Les hippopotames de Colombie, descendants des spécimens apportés par Pablo Escobar dans les années 1980, sont une espèce envahissante à haut risque avec plus de 160 à 200 spécimens. MinAmbiente explique que sa reproduction rapide dans la rivière Magdalena menace la biodiversité indigène, déplaçant les espèces locales telles que les lamantins et les loutres, et représente un danger d’agression pour les communautés locales.
La ministre Irene Vélez Torres a socialisé les lignes directrices et les objectifs qui composent des mesures telles que l’euthanasie, le transfert et le confinement des animaux, ainsi que des stratégies complémentaires, pour réduire progressivement la population d’hippopotames et atténuer leurs impacts sur les écosystèmes.
Selon les calculs gérés par le Gouvernement National, basés sur un recensement qui a révélé en 2022 169 hippopotames dans le pays, actuellement ils pourraient déjà dépasser 200 individus et en 2030 ils pourraient atteindre 500.
Irene Vélez a précisé que, malgré le début du processus d’euthanasie, le pays n’a pas renoncé à permettre l’élevage des hippopotames. déménager dans d’autres pays. Il a toutefois souligné que les efforts diplomatiques déployés à cet effet n’ont jusqu’à présent porté aucun fruit.
La ministre (e), Irene Vélez Torres (@IreneVelezT), a signé la circulaire qui établit des lignes directrices et des objectifs pour la coordination institutionnelle dans la gestion et le contrôle du #Envahir les hippopotames en Colombie :
« Avec cette circulaire, nous faisons progresser les actions coordonnées avec les entreprises… pic.twitter.com/CH3HAC4fhH
– MinAmbiente Colombie (@MinAmbienteCo) 13 avril 2026
Comme l’a détaillé l’entité, ce plan prévoit un investissement de plus de 7 milliards de pesos pour sa mise en œuvre. Le ministère a précisé que le contrôle de la population qui commencera à être effectué avec ces animaux a été formalisé à travers une circulaire dans laquelle ont été établis les protocoles pour deux scénarios : euthanasie et translocation.
« Avec cette circulaire, nous avançons dans des actions coordonnées avec les entreprises pour la gestion de l’hippopotame dans le pays. Deux protocoles clés sont adoptés : le protocole de translocation, qui nécessite un permis CITES, et le protocole d’euthanasie, selon des critères responsables et éthiques.
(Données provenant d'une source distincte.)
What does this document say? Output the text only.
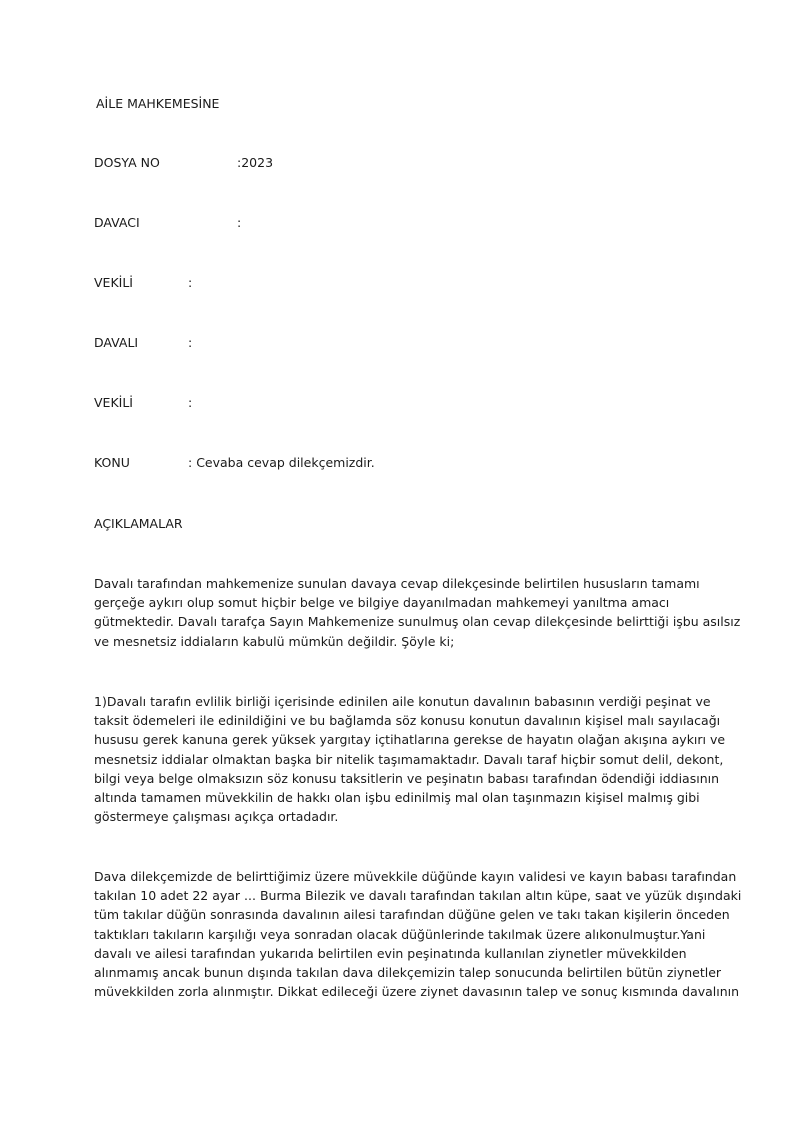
AİLE MAHKEMESİNE
DOSYA NO	:2023
DAVACI	:
VEKİLİ	:
DAVALI	:
VEKİLİ	:
KONU	: Cevaba cevap dilekçemizdir.
AÇIKLAMALAR
Davalı tarafından mahkemenize sunulan davaya cevap dilekçesinde belirtilen hususların tamamı
gerçeğe aykırı olup somut hiçbir belge ve bilgiye dayanılmadan mahkemeyi yanıltma amacı
gütmektedir. Davalı tarafça Sayın Mahkemenize sunulmuş olan cevap dilekçesinde belirttiği işbu asılsız
ve mesnetsiz iddiaların kabulü mümkün değildir. Şöyle ki;
1)Davalı tarafın evlilik birliği içerisinde edinilen aile konutun davalının babasının verdiği peşinat ve
taksit ödemeleri ile edinildiğini ve bu bağlamda söz konusu konutun davalının kişisel malı sayılacağı
hususu gerek kanuna gerek yüksek yargıtay içtihatlarına gerekse de hayatın olağan akışına aykırı ve
mesnetsiz iddialar olmaktan başka bir nitelik taşımamaktadır. Davalı taraf hiçbir somut delil, dekont,
bilgi veya belge olmaksızın söz konusu taksitlerin ve peşinatın babası tarafından ödendiği iddiasının
altında tamamen müvekkilin de hakkı olan işbu edinilmiş mal olan taşınmazın kişisel malmış gibi
göstermeye çalışması açıkça ortadadır.
Dava dilekçemizde de belirttiğimiz üzere müvekkile düğünde kayın validesi ve kayın babası tarafından
takılan 10 adet 22 ayar ... Burma Bilezik ve davalı tarafından takılan altın küpe, saat ve yüzük dışındaki
tüm takılar düğün sonrasında davalının ailesi tarafından düğüne gelen ve takı takan kişilerin önceden
taktıkları takıların karşılığı veya sonradan olacak düğünlerinde takılmak üzere alıkonulmuştur.Yani
davalı ve ailesi tarafından yukarıda belirtilen evin peşinatında kullanılan ziynetler müvekkilden
alınmamış ancak bunun dışında takılan dava dilekçemizin talep sonucunda belirtilen bütün ziynetler
müvekkilden zorla alınmıştır. Dikkat edileceği üzere ziynet davasının talep ve sonuç kısmında davalının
De plus, pour la première fois, des ressources spécifiques sont affectées à sa mise en œuvre, avec une allocation de plus de 7 milliards de dollars », a déclaré Vélez.
Le ministre a souligné que les recommandations formulées par les scientifiques sont qu’au moins certains d’entre eux soient euthanasiés ou transférés. 33 hippopotames chaque annéede telle sorte que sa croissance démographique s’en trouve significativement impactée.